Pourtant durant ce quinquennat, les prix du baril sont passés pour le Sahara Blend de 110 $ au premier semestre de l’année 2014 pour entamer une chute imposée par une guerre lancée par l’Arabie Saoudite contre les producteurs de gaz de schiste américains en inondant le marché. De 2015 au premier semestre 2017 les prix ont été à leur plus bas niveau pour atteindre en 2016, 46 dollars le baril. 

Pourtant, c’est durant cette année, grâce à un programme préparé depuis  2015 que Sonatrach a réalisé les meilleurs résultats qui à l’époque ne justifie en aucun cas le limogeage de Amine Mazouzi sinon sa petite brouille légitime avec la compagnie française Engie qui faisait face à un hiver très rude et donc exigeait plus de gaz au détriment du programme de réinjection pour le maintien de la pression des gisements. 

C’est aussi l’année où Sonatrach devait réaliser les meilleures performances de la période à l’unanimité des organes statutaires (01). «l’Algérie vient, en effet, d’enregistrer la meilleure performance du Maghreb, mais également de l’ensemble des pays arabes exportateurs d’hydrocarbures, hors cas particuliers des pays en guerre dont la croissance est par définition très fluctuante (Iraq, Yémen et Libye). Ceci confirme donc la tendance positive déjà observée en 2015, année où seuls les Émirats arabes unis avaient fait mieux. ».

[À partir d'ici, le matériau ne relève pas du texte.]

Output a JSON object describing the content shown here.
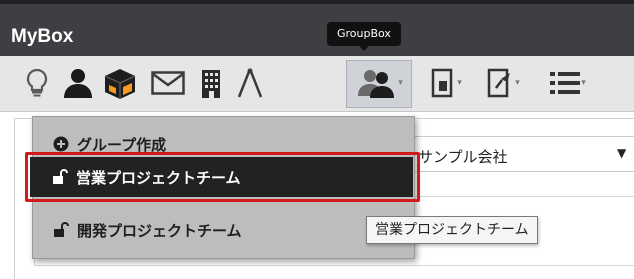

La Banque mondiale dans son rapport de suivi de l’automne 2016 est allée encore beaucoup plus loin dans son analyse (02)  « En dépit d’une forte baisse des prix du pétrole et de conditions météorologiques défavorables, l’Algérie a su maintenir une croissance économique respectable en 2015 ainsi qu’au cours du premier semestre de l’année 2016.

En 2015, la croissance s’est élevée à 3,9 %, grâce à la première augmentation de la production d’hydrocarbures en une décennie, et à une croissance stable des secteurs hors hydrocarbures, bien que l’économie ait été frappée de plein fouet par la baisse des prix pétroliers.

Au cours du premier semestre 2016, l’Algérie a connu une croissance relativement vigoureuse de 3,6 % (en glissement annuel), sous-tendue par une production d’hydrocarbures en voie de redressement qui a compensé une croissance plus atone des secteurs hors hydrocarbures.» Que faudrait-il de plus pour juger un manager ? Maintenant une équipe qui a entamé la descente en enfer depuis le deuxième semestre 2017 pour, conjuguer tous les projets au futur sans aucun axe stratégique crédible.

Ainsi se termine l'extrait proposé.